As children, most of us were told by our parents and other grown-ups that we should always tell the truth. We were taught that lying was bad. Now that we’re a little bit older, the lines aren’t quite so clear.

How many of you have told a small fib in order to get a discount at the amusement park? When asked how you are, how many of you responded that you were fine when, in fact, you were anything but fine?

Are these lies culturally and ethically acceptable? When, if ever, is it okay to tell a lie? Should we always tell the truth, no matter what?

The Truth Can Hurt

The movie may not have been Oscar-worthy material, but Night at the Museum: Battle of the Smithsonian did offer one very valuable piece of wisdom. Robin Williams, playing the role of Theodore Roosevelt, said:

“Sometimes it’s more noble to tell a small lie than to deliver a painful truth.”

In the context of the story, “Teddy” told the other residents of the museum that they would all return to life the next evening. However, he knew that the powerful amulet that gives them life would not be accompanying them on their trip to the Smithsonian. As such, they would be stored away forever and would never again return to life. Was this a noble act in allowing the others effectively to indulge in a collective ignorance on the matter? Would it have been better if Teddy told them the truth?

A similar conundrum arises when it comes to the topic of mortality. If Goldie the Goldfish reaches the big fishbowl in the sky, how do you explain this death to a small child? Even more troubling, how would you explain the death of grandma to the same small child? This young one may not be able to grasp the concept of mortality.

Little Lies to Keep Moving Forward

Even getting beyond children, many people tell little white lies to their friends, peers, and colleagues for a myriad of reasons. Instead of saying that they were fired from their jobs, they may say that they were laid off. This may help to maintain a temporary happiness and minimize the possibility of an awkward conversation for all parties involved.

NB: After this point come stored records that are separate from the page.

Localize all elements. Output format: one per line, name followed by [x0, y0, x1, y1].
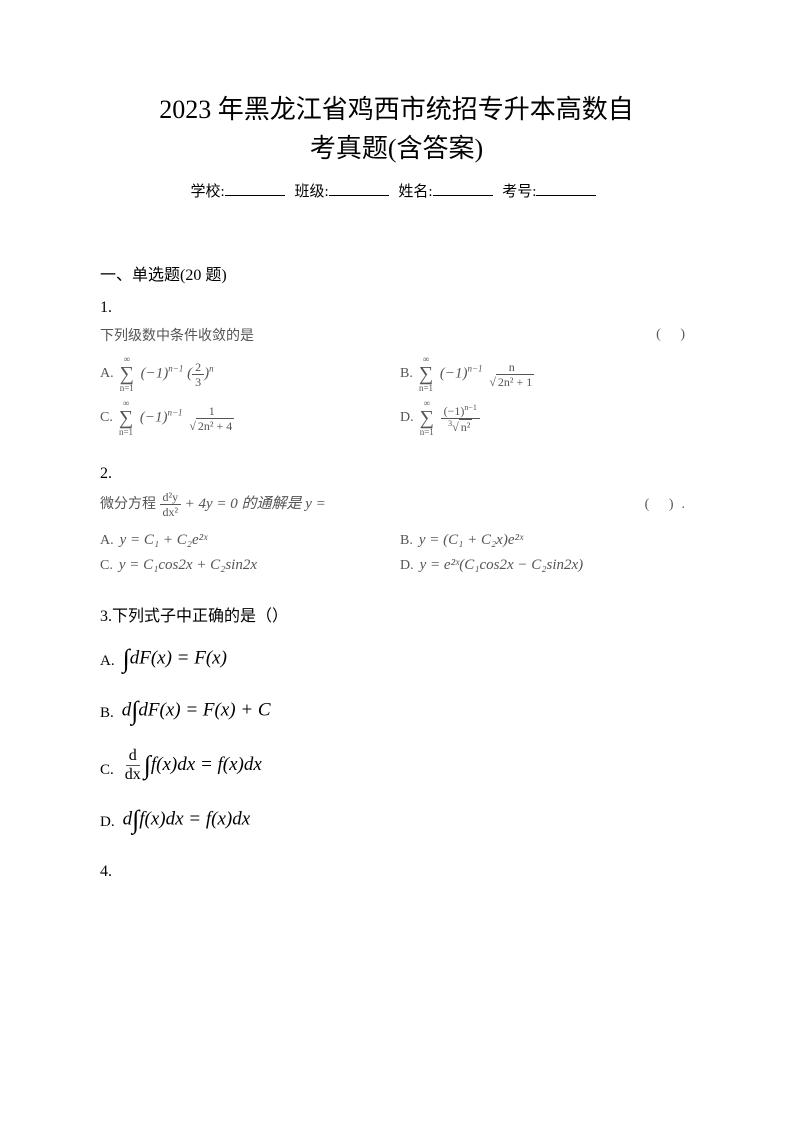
- q3-num: 3.: [100, 608, 112, 625]
- q1-opt-a: A. ∞∑n=1 (−1)n−1 (23)n: [100, 355, 400, 393]
- q2-d-math: y = e²ˣ(C₁cos2x − C₂sin2x): [420, 557, 584, 574]
- info-line: 学校: 班级: 姓名: 考号:: [100, 180, 693, 201]
- class-blank[interactable]: [329, 195, 389, 196]
- title-line2: 考真题(含答案): [100, 129, 693, 168]
- question-1: 1. 下列级数中条件收敛的是 ( ) A. ∞∑n=1 (−1)n−1 (23)…: [100, 299, 693, 437]
- section-header: 一、单选题(20 题): [100, 261, 693, 285]
- id-blank[interactable]: [536, 195, 596, 196]
- question-4: 4.: [100, 863, 693, 881]
- q2-a-math: y = C₁ + C₂e²ˣ: [120, 532, 208, 549]
- q2-num: 2.: [100, 465, 693, 483]
- q2-row1: A. y = C₁ + C₂e²ˣ B. y = (C₁ + C₂x)e²ˣ: [100, 532, 693, 549]
- q1-c-math: ∞∑n=1 (−1)n−1 1√2n² + 4: [119, 399, 237, 437]
- q3-opt-a: A. ∫dF(x) = F(x): [100, 644, 693, 674]
- q2-c-math: y = C₁cos2x + C₂sin2x: [119, 557, 257, 574]
- q2-opt-d: D. y = e²ˣ(C₁cos2x − C₂sin2x): [400, 557, 583, 574]
- q3-opt-b: B. d∫dF(x) = F(x) + C: [100, 696, 693, 726]
- q3-b-label: B.: [100, 705, 114, 726]
- q3-stem: 3.下列式子中正确的是（）: [100, 602, 693, 626]
- q1-a-label: A.: [100, 366, 114, 382]
- q3-a-math: ∫dF(x) = F(x): [123, 644, 227, 674]
- q2-d-label: D.: [400, 558, 414, 574]
- q3-opt-d: D. d∫f(x)dx = f(x)dx: [100, 805, 693, 835]
- q2-b-math: y = (C₁ + C₂x)e²ˣ: [419, 532, 523, 549]
- q2-a-label: A.: [100, 533, 114, 549]
- q1-opt-b: B. ∞∑n=1 (−1)n−1 n√2n² + 1: [400, 355, 537, 393]
- q2-opt-c: C. y = C₁cos2x + C₂sin2x: [100, 557, 400, 574]
- class-label: 班级:: [294, 184, 328, 200]
- q4-num: 4.: [100, 863, 693, 881]
- q3-c-math: ddx∫f(x)dx = f(x)dx: [122, 748, 262, 783]
- q3-c-label: C.: [100, 762, 114, 783]
- q1-a-math: ∞∑n=1 (−1)n−1 (23)n: [120, 355, 214, 393]
- q1-d-math: ∞∑n=1 (−1)n−13√n²: [420, 399, 480, 437]
- q3-stem-text: 下列式子中正确的是（）: [112, 608, 288, 625]
- q1-stem-text: 下列级数中条件收敛的是: [100, 325, 254, 345]
- q2-b-label: B.: [400, 533, 413, 549]
- q1-d-label: D.: [400, 410, 414, 426]
- school-label: 学校:: [191, 184, 225, 200]
- q3-d-label: D.: [100, 814, 115, 835]
- q1-row2: C. ∞∑n=1 (−1)n−1 1√2n² + 4 D. ∞∑n=1 (−1)…: [100, 399, 693, 437]
- q2-stem: 微分方程 d²ydx² + 4y = 0 的通解是 y = ( ).: [100, 491, 693, 518]
- q2-opt-b: B. y = (C₁ + C₂x)e²ˣ: [400, 532, 523, 549]
- q1-num: 1.: [100, 299, 693, 317]
- q1-row1: A. ∞∑n=1 (−1)n−1 (23)n B. ∞∑n=1 (−1)n−1 …: [100, 355, 693, 393]
- name-label: 姓名:: [398, 184, 432, 200]
- q1-stem: 下列级数中条件收敛的是 ( ): [100, 325, 693, 345]
- q2-paren: ( ).: [645, 497, 693, 513]
- q3-a-label: A.: [100, 653, 115, 674]
- page-title: 2023 年黑龙江省鸡西市统招专升本高数自 考真题(含答案): [100, 90, 693, 168]
- q3-b-math: d∫dF(x) = F(x) + C: [122, 696, 271, 726]
- q1-b-label: B.: [400, 366, 413, 382]
- q3-d-math: d∫f(x)dx = f(x)dx: [123, 805, 251, 835]
- q3-opt-c: C. ddx∫f(x)dx = f(x)dx: [100, 748, 693, 783]
- q2-row2: C. y = C₁cos2x + C₂sin2x D. y = e²ˣ(C₁co…: [100, 557, 693, 574]
- question-3: 3.下列式子中正确的是（） A. ∫dF(x) = F(x) B. d∫dF(x…: [100, 602, 693, 835]
- q2-opt-a: A. y = C₁ + C₂e²ˣ: [100, 532, 400, 549]
- q1-paren: ( ): [656, 327, 693, 343]
- name-blank[interactable]: [433, 195, 493, 196]
- id-label: 考号:: [502, 184, 536, 200]
- q1-opt-d: D. ∞∑n=1 (−1)n−13√n²: [400, 399, 480, 437]
- q1-b-math: ∞∑n=1 (−1)n−1 n√2n² + 1: [419, 355, 537, 393]
- q1-c-label: C.: [100, 410, 113, 426]
- q2-stem-content: 微分方程 d²ydx² + 4y = 0 的通解是 y =: [100, 491, 326, 518]
- question-2: 2. 微分方程 d²ydx² + 4y = 0 的通解是 y = ( ). A.…: [100, 465, 693, 574]
- q1-opt-c: C. ∞∑n=1 (−1)n−1 1√2n² + 4: [100, 399, 400, 437]
- school-blank[interactable]: [225, 195, 285, 196]
- title-line1: 2023 年黑龙江省鸡西市统招专升本高数自: [100, 90, 693, 129]
- q2-c-label: C.: [100, 558, 113, 574]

Similarly, you may be tempted to tell a small lie in order to further your career. You may artificially inflate your resume, giving potential employers the impression that you can do the job when you are, in fact, not at all qualified to do it. After being hired, you may prove yourself and you may indeed be good at what you do, but it’s a lie that got you there.

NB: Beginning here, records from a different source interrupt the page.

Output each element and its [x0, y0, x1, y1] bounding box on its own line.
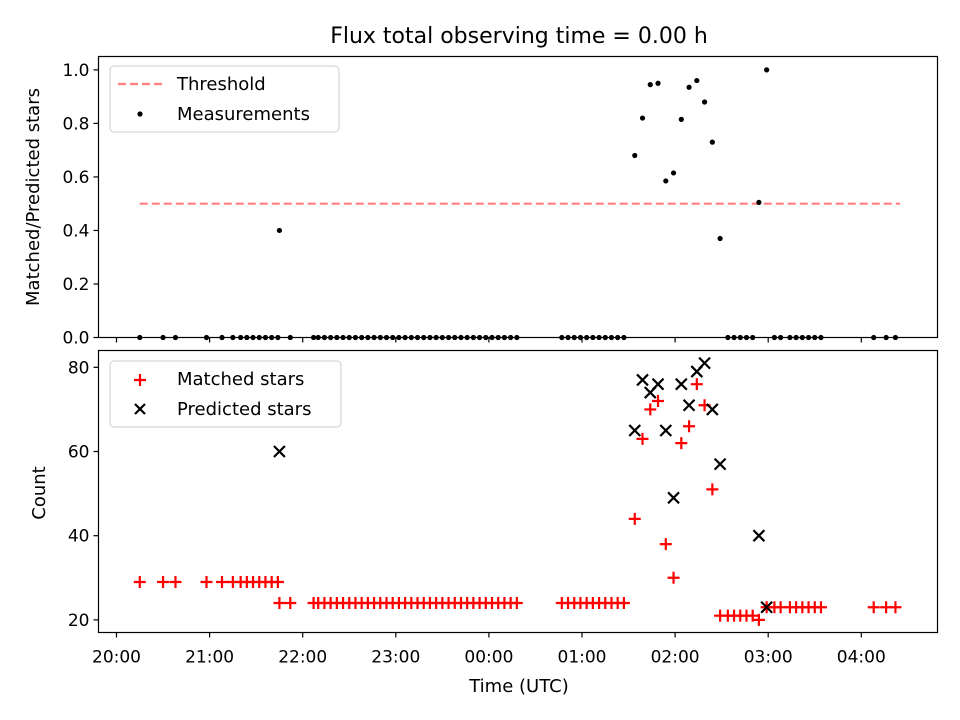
- top-legend: Threshold Measurements: [109, 65, 340, 133]
- measurement-point: [655, 80, 661, 86]
- top-plot-frame: [97, 55, 939, 339]
- top-y-tick-label: 0.4: [62, 221, 89, 241]
- top-marks: [137, 67, 901, 341]
- matched-star-point: [667, 571, 680, 584]
- bottom-x-axis: 20:00 21:00 22:00 23:00 00:00 01:00 02:00 03:00…: [92, 632, 886, 668]
- bottom-marks: [133, 356, 902, 626]
- bottom-x-tick-label: 04:00: [837, 648, 886, 668]
- top-y-tick-label: 0.0: [62, 329, 89, 349]
- matched-star-point: [659, 538, 672, 551]
- top-y-tick-label: 0.2: [62, 275, 89, 295]
- matched-star-point: [628, 512, 641, 525]
- measurement-point: [756, 199, 762, 205]
- bottom-x-tick-label: 03:00: [744, 648, 793, 668]
- top-y-tick-label: 0.8: [62, 114, 89, 134]
- measurements-legend-label: Measurements: [177, 104, 310, 125]
- bottom-y-axis: 20 40 60 80: [68, 358, 99, 631]
- matched-star-point: [271, 575, 284, 588]
- bottom-legend: Matched stars Predicted stars: [109, 360, 342, 428]
- predicted-star-point: [752, 529, 766, 542]
- predicted-star-point: [698, 356, 711, 370]
- predicted-star-point: [651, 377, 665, 391]
- predicted-legend-marker: [134, 403, 146, 415]
- matched-star-point: [675, 437, 688, 450]
- predicted-star-point: [667, 491, 680, 505]
- matched-star-point: [617, 597, 630, 610]
- predicted-legend-label: Predicted stars: [177, 399, 311, 420]
- matched-star-point: [690, 378, 703, 391]
- bottom-plot: 20 40 60 80 20:00 21:00 22:00 23:00 00:00 01:00 0…: [29, 349, 939, 697]
- bottom-x-tick-label: 22:00: [278, 648, 327, 668]
- bottom-y-tick-label: 60: [68, 443, 90, 463]
- top-x-ticks: [115, 337, 862, 343]
- bottom-y-tick-label: 40: [68, 527, 90, 547]
- measurement-point: [663, 178, 669, 184]
- matched-star-point: [752, 613, 765, 626]
- top-y-axis: 0.0 0.2 0.4 0.6 0.8 1.0: [62, 61, 99, 349]
- bottom-plot-frame: [97, 349, 939, 634]
- measurement-point: [764, 67, 770, 73]
- matched-star-point: [200, 575, 213, 588]
- measurement-point: [686, 84, 692, 90]
- bottom-x-tick-label: 23:00: [371, 648, 420, 668]
- bottom-x-tick-label: 02:00: [651, 648, 700, 668]
- predicted-star-point: [675, 377, 688, 391]
- top-y-label: Matched/Predicted stars: [23, 88, 44, 306]
- measurement-point: [639, 115, 646, 121]
- measurement-point: [647, 82, 653, 88]
- measurement-point: [670, 170, 677, 176]
- measurement-point: [678, 116, 684, 122]
- matched-star-point: [889, 601, 902, 614]
- matched-star-point: [867, 601, 880, 614]
- matched-star-point: [133, 575, 146, 588]
- matched-star-point: [510, 597, 523, 610]
- matched-legend-label: Matched stars: [177, 369, 304, 390]
- measurements-legend-dot: [137, 111, 143, 117]
- matched-star-point: [652, 395, 665, 408]
- matched-star-point: [636, 432, 649, 445]
- predicted-star-point: [713, 457, 727, 471]
- top-plot: 0.0 0.2 0.4 0.6 0.8 1.0 Matched/Predicted sta…: [23, 55, 939, 349]
- predicted-star-point: [706, 403, 719, 416]
- threshold-legend-label: Threshold: [176, 74, 266, 95]
- matched-star-point: [157, 575, 170, 588]
- predicted-star-point: [760, 600, 773, 614]
- matched-star-point: [746, 609, 759, 622]
- predicted-star-point: [628, 424, 642, 437]
- top-y-tick-label: 0.6: [62, 168, 89, 188]
- matched-legend-marker: [134, 374, 146, 386]
- top-y-tick-label: 1.0: [62, 61, 89, 81]
- bottom-x-tick-label: 01:00: [558, 648, 607, 668]
- predicted-star-point: [682, 398, 696, 412]
- matched-star-point: [216, 575, 229, 588]
- bottom-x-tick-label: 00:00: [464, 648, 513, 668]
- matched-star-point: [814, 601, 827, 614]
- top-legend-box: [109, 65, 340, 133]
- matched-star-point: [683, 420, 696, 433]
- bottom-y-tick-label: 80: [68, 358, 90, 378]
- measurement-point: [632, 152, 638, 159]
- bottom-x-tick-label: 21:00: [185, 648, 234, 668]
- bottom-y-label: Count: [29, 466, 50, 519]
- matched-star-point: [644, 403, 657, 416]
- matched-star-point: [169, 575, 182, 588]
- bottom-x-label: Time (UTC): [468, 676, 569, 697]
- predicted-star-point: [659, 424, 673, 437]
- chart-title: Flux total observing time = 0.00 h: [330, 24, 708, 49]
- matched-star-point: [273, 597, 286, 610]
- predicted-star-point: [636, 373, 649, 387]
- bottom-x-tick-label: 20:00: [92, 648, 141, 668]
- measurement-point: [717, 235, 723, 242]
- measurement-point: [694, 77, 700, 84]
- bottom-y-tick-label: 20: [68, 611, 90, 631]
- measurement-point: [709, 139, 715, 145]
- predicted-star-point: [273, 445, 286, 458]
- matched-star-point: [706, 483, 719, 496]
- measurement-point: [276, 227, 283, 234]
- measurement-point: [701, 99, 708, 105]
- matched-star-point: [284, 597, 297, 610]
- bottom-legend-box: [109, 360, 342, 428]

And let’s not forget about the little lies we tell ourselves. You may take an overly optimistic viewpoint on a situation, partly in hopes that that the self-fulfilling prophecy will bring your high hopes to fruition. Is that wrong?

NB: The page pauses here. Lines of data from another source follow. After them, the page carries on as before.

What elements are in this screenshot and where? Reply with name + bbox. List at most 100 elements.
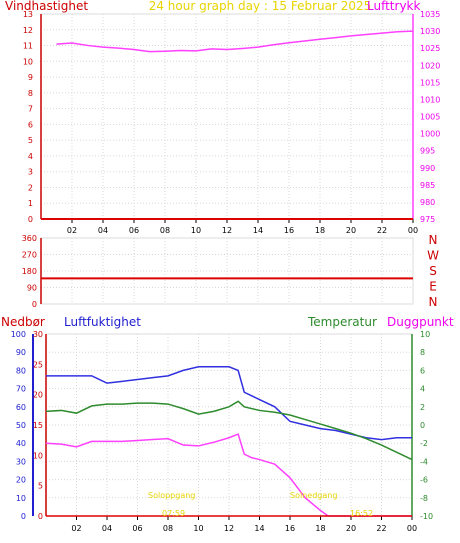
sunrise-time: 07:59	[162, 509, 185, 518]
panel-wind-pressure: 02 04 06 08 10 12 14 16 18 20 22 000123456789101112…	[5, 0, 440, 235]
ticks-wind-direction: 0 90 180 270 360	[22, 234, 37, 309]
series-wind-pressure	[41, 30, 414, 220]
y-left-tick-12: 12	[23, 26, 33, 35]
y-left-tick-7: 7	[28, 105, 33, 114]
y-temp-tick--4: -4	[420, 457, 428, 466]
y-temp-tick-2: 2	[420, 403, 425, 412]
sunset-time: 16:52	[350, 509, 373, 518]
y-humidity-tick-60: 60	[16, 403, 26, 412]
y-temp-tick--10: -10	[420, 512, 433, 521]
y-right-tick-990: 990	[420, 164, 435, 173]
y-temp-tick-8: 8	[420, 348, 425, 357]
y-left-tick-2: 2	[28, 183, 33, 192]
x-tick-label-18: 18	[315, 524, 325, 533]
x-tick-label-04: 04	[102, 524, 112, 533]
y-left-tick-13: 13	[23, 10, 33, 19]
y-right-tick-985: 985	[420, 181, 435, 190]
x-tick-label-12: 12	[222, 226, 232, 235]
series-line-temperatur	[45, 400, 413, 461]
y-right-tick-980: 980	[420, 198, 435, 207]
y-left-tick-1: 1	[28, 199, 33, 208]
series-line-lufttrykk	[56, 30, 414, 53]
ticks-wind-pressure: 02 04 06 08 10 12 14 16 18 20 22 000123456789101112…	[23, 10, 441, 235]
label-luftfuktighet: Luftfuktighet	[64, 315, 141, 329]
y-humidity-tick-30: 30	[16, 457, 26, 466]
y-right-tick-1000: 1000	[420, 130, 440, 139]
y-right-tick-1005: 1005	[420, 113, 440, 122]
grid-wind-direction	[41, 237, 414, 305]
y-precip-tick-0: 0	[38, 512, 43, 521]
y-humidity-tick-20: 20	[16, 476, 26, 485]
y-temp-tick--8: -8	[420, 494, 428, 503]
y-dir-tick-180: 180	[22, 267, 37, 276]
x-tick-label-08: 08	[163, 524, 173, 533]
y-right-tick-1015: 1015	[420, 78, 440, 87]
y-right-tick-1010: 1010	[420, 95, 440, 104]
x-tick-label-22: 22	[376, 524, 386, 533]
y-humidity-tick-0: 0	[21, 512, 26, 521]
y-dir-tick-360: 360	[22, 234, 37, 243]
right-label-lufttrykk: Lufttrykk	[367, 0, 420, 13]
y-right-tick-1035: 1035	[420, 10, 440, 19]
series-line-luftfuktighet	[46, 366, 412, 441]
y-precip-tick-30: 30	[33, 330, 43, 339]
y-humidity-tick-10: 10	[16, 494, 26, 503]
x-tick-label-10: 10	[191, 226, 201, 235]
y-right-tick-1030: 1030	[420, 27, 440, 36]
y-left-tick-11: 11	[23, 42, 33, 51]
y-left-tick-3: 3	[28, 168, 33, 177]
y-right-tick-1020: 1020	[420, 61, 440, 70]
x-tick-label-14: 14	[253, 226, 263, 235]
y-left-tick-8: 8	[28, 89, 33, 98]
y-left-tick-6: 6	[28, 120, 33, 129]
y-temp-tick--6: -6	[420, 476, 428, 485]
y-dir-tick-90: 90	[27, 284, 37, 293]
label-duggpunkt: Duggpunkt	[387, 315, 454, 329]
y-humidity-tick-70: 70	[16, 385, 26, 394]
chart-title: 24 hour graph day : 15 Februar 2025	[149, 0, 372, 13]
y-right-tick-975: 975	[420, 215, 435, 224]
direction-label-0: N	[429, 233, 438, 247]
y-precip-tick-25: 25	[33, 360, 43, 369]
direction-label-1: W	[427, 249, 439, 263]
y-temp-tick-4: 4	[420, 385, 425, 394]
x-tick-label-12: 12	[224, 524, 234, 533]
y-left-tick-0: 0	[28, 215, 33, 224]
direction-label-2: S	[429, 264, 437, 278]
y-humidity-tick-40: 40	[16, 439, 26, 448]
label-temperatur: Temperatur	[307, 315, 377, 329]
y-precip-tick-20: 20	[33, 391, 43, 400]
x-tick-label-16: 16	[284, 226, 294, 235]
x-tick-label-14: 14	[254, 524, 264, 533]
panel-humidity-temperature: 02 04 06 08 10 12 14 16 18 20 22 000102030405060708…	[1, 315, 454, 533]
y-left-tick-9: 9	[28, 73, 33, 82]
y-precip-tick-10: 10	[33, 451, 43, 460]
y-temp-tick--2: -2	[420, 439, 428, 448]
x-tick-label-02: 02	[71, 524, 81, 533]
label-nedbor: Nedbør	[1, 315, 45, 329]
y-temp-tick-10: 10	[420, 330, 430, 339]
x-tick-label-06: 06	[129, 226, 139, 235]
y-left-tick-4: 4	[28, 152, 33, 161]
sunrise-label: Soloppgang	[148, 491, 195, 500]
direction-label-3: E	[429, 280, 437, 294]
y-precip-tick-15: 15	[33, 421, 43, 430]
x-tick-label-22: 22	[377, 226, 387, 235]
x-tick-label-18: 18	[315, 226, 325, 235]
x-tick-label-02: 02	[67, 226, 77, 235]
y-dir-tick-0: 0	[32, 300, 37, 309]
direction-label-4: N	[429, 295, 438, 309]
x-tick-label-20: 20	[346, 226, 356, 235]
x-tick-label-00: 00	[407, 524, 417, 533]
y-humidity-tick-50: 50	[16, 421, 26, 430]
y-temp-tick-0: 0	[420, 421, 425, 430]
grid-humidity-temperature	[46, 333, 413, 517]
y-dir-tick-270: 270	[22, 251, 37, 260]
x-tick-label-20: 20	[346, 524, 356, 533]
sunset-label: Solnedgang	[290, 491, 337, 500]
x-tick-label-10: 10	[193, 524, 203, 533]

Do the Ends Justify the Means?

The reason why you may believe it is more noble to tell a small lie than to deliver a painful truth is that this may result in a better overall outcome. You could be saving someone from unneeded stress and grief, since they may not be able to do anything to reverse the circumstances anyhow. However, this brings up the issue of whether the ends justify the means.

This is the justification that the government may have for covering up a secret in the interest of public safety. If they are planning some sort of sting operation on a terrorist organization and are asked what they have planned, you can understand why they couldn’t spill the beans, right? In doing so, they would alert the terrorist organization and their plans would effectively be foiled.

If you agree with Teddy Roosevelt, then you may also agree that it would be acceptable to kill one person if it meant that thousands could be saved. That’s debatable. In the end, you have to choose who you are and make decisions based on your own standards for ethics and morals. Is it okay to lie? Under what circumstances?